WASHINGTON—A few days ago in Beirut, Druze leader Walid Jumblatt switched his support from Prime Minister Saad Hariri, a symbol of pro-Western, anti-Syrian Sunnis, to Najib Mikati, a businessman supported by Hezbollah, because Mikati was willing to turn a blind eye to the evidence that the Shiite group assassinated Hariri’s father six years ago. The move brought down the government and placed Mikati in power. Jumblatt justified his decision with the argument that it was necessary to have stability at the price of justice.

I have met Jumblatt a couple of times in Lebanon and in Washington, and he always struck me as forthright regarding his country’s troubles. His statement should be taken at face value: He and a sizable chunk of Lebanese society have come to the troubling conclusion that peaceful coexistence is only possible by sacrificing justice.

I bring attention to this in the light of the tumultuous events in Egypt, Tunisia, Yemen, Jordan and Algeria. What we are seeing belies the notion that sacrificing justice brings stability. This has been the policy of the West vis-a-vis the Middle East for decades. Rhetorical calls for democratic reform notwithstanding, the United States and Europe have backed and funded corrupt Arab dictatorships because they seemed a better rampart against the tidal waves of Islamic fundamentalism than any alternative.

Arab dictatorships, of course, achieved neither justice nor stability. Fundamentalism continued to grow. In a heavily rigged parliamentary election in Egypt, the Muslim Brotherhood achieved 20 percent of the seats in 2005. Many years earlier, in the more secularly inclined Tunisian society, the religious fanatics of the Nahda movement led by Rachid Ghannouchi officially obtained 17 percent of the vote the last time they were allowed to participate, although the real figure was probably higher. And Gaza’s first democratic elections were overwhelmingly won by Hamas. Not to speak of the strengthening of Islamic fundamentalism in Saudi Arabia, where no amount of repression has prevented various networks within the kingdom from providing funding as well as ideological and political support to anti-Western terrorists.

Beyond the Arab world, the trade-off between stability and justice has been equally illusory. A recent proof is Pervez Musharraf, who, together with Egypt’s Hosni Mubarak, was the recipient of billions of dollars, weapons and training provided by the U.S. in the last decade. During Musharraf’s military regime, Islamic fundamentalism continued to expand in Pakistan and thwarted much of the effort of Pakistani institutions to combat both the Taliban and al-Qaeda.

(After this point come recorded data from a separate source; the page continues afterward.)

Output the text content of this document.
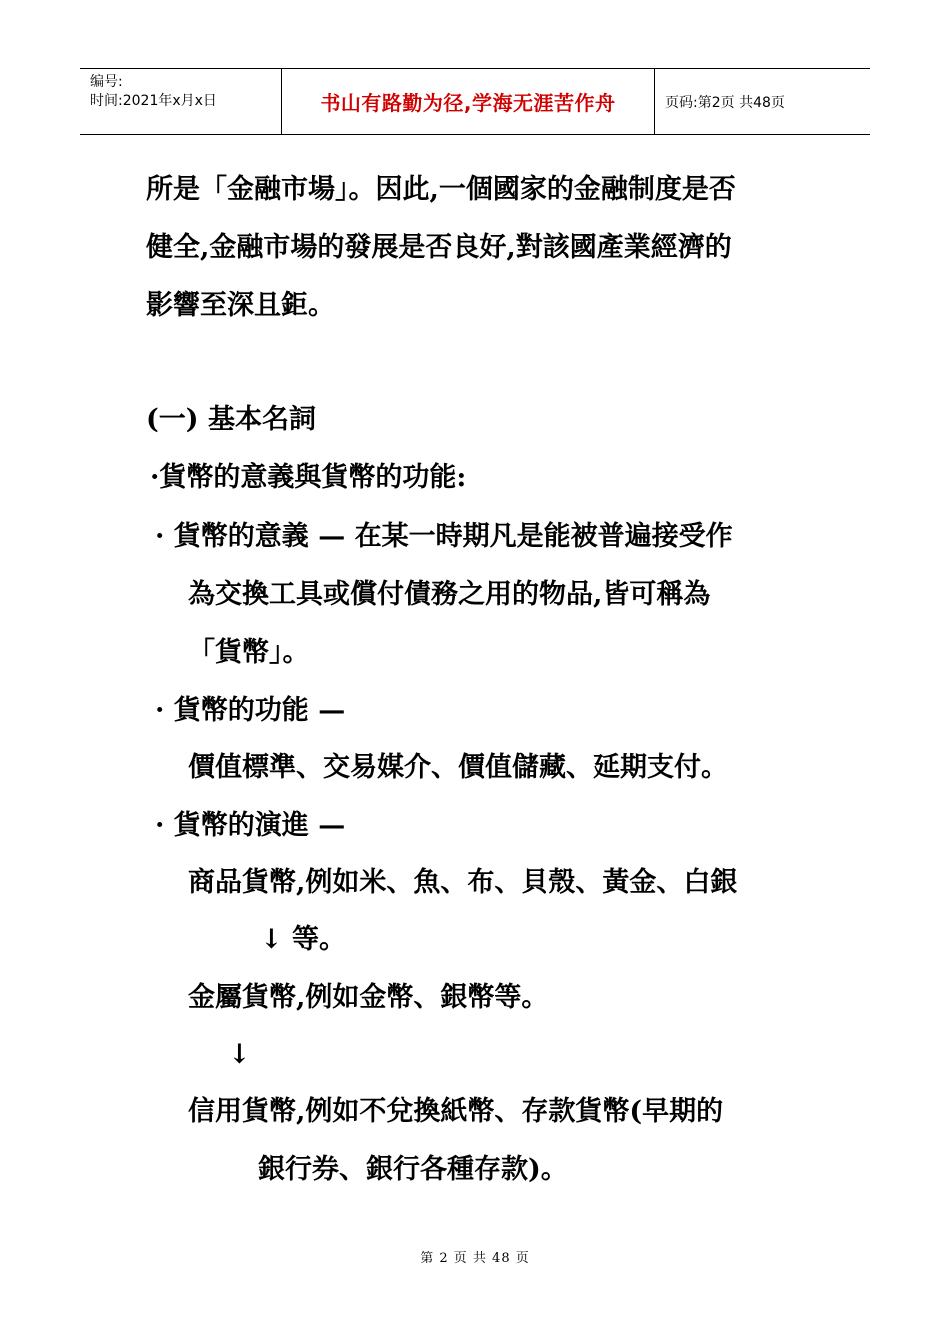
编号:
时间:2021年x月x日	书山有路勤为径,学海无涯苦作舟	页码:第2页 共48页
所是「金融市場」。因此,一個國家的金融制度是否
健全,金融市場的發展是否良好,對該國產業經濟的
影響至深且鉅。
(一) 基本名詞
·貨幣的意義與貨幣的功能:
· 貨幣的意義 — 在某一時期凡是能被普遍接受作
為交換工具或償付債務之用的物品,皆可稱為
「貨幣」。
· 貨幣的功能 —
價值標準、交易媒介、價值儲藏、延期支付。
· 貨幣的演進 —
商品貨幣,例如米、魚、布、貝殼、黃金、白銀
↓ 等。
金屬貨幣,例如金幣、銀幣等。
↓
信用貨幣,例如不兌換紙幣、存款貨幣(早期的
銀行券、銀行各種存款)。
第 2 页 共 48 页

Meanwhile, news of the changes taking place in the new millennium was reaching millions of people, particularly the young, in the Arab world. The slow ascent of large numbers of Arabs into the lower middle class due to the effect of globalization, which those autocracies could not keep out entirely, was more momentous than outsiders realized. A generation of Arabs who clearly understood that the choice between stability and justice was false came into being.

They saw in frustration how the freest, most modern nations on Earth buttressed their dictators because calls for freedom in the Arab world sounded naive compared to the much more urgent concerns of the international order. But they knew better than anyone else how unreal the stability was because the apparent social acquiescence that decades of brutal repression had brought about was mostly owed to fear.

Americans and Europeans who really believed that the only choice in the Arab world was between lascivious sheiks and murderous generals on the one hand, and medieval weirdos on the other, have suddenly discovered that there are thousands—no, millions—of men and women who do not look all that different from Westerners and speak the civic and political language of their own democracies. “When people have their voice, they don’t need to explode themselves,” a 29-year-old demonstrator told The Washington Post.

The story of the West is that stability only came when a modicum of justice was achieved. The peaceful order was threatened, in these nations, every time a generation perceived that justice was somehow eroded in the name of stability. Should we be all that surprised that other parts of the world feel the same?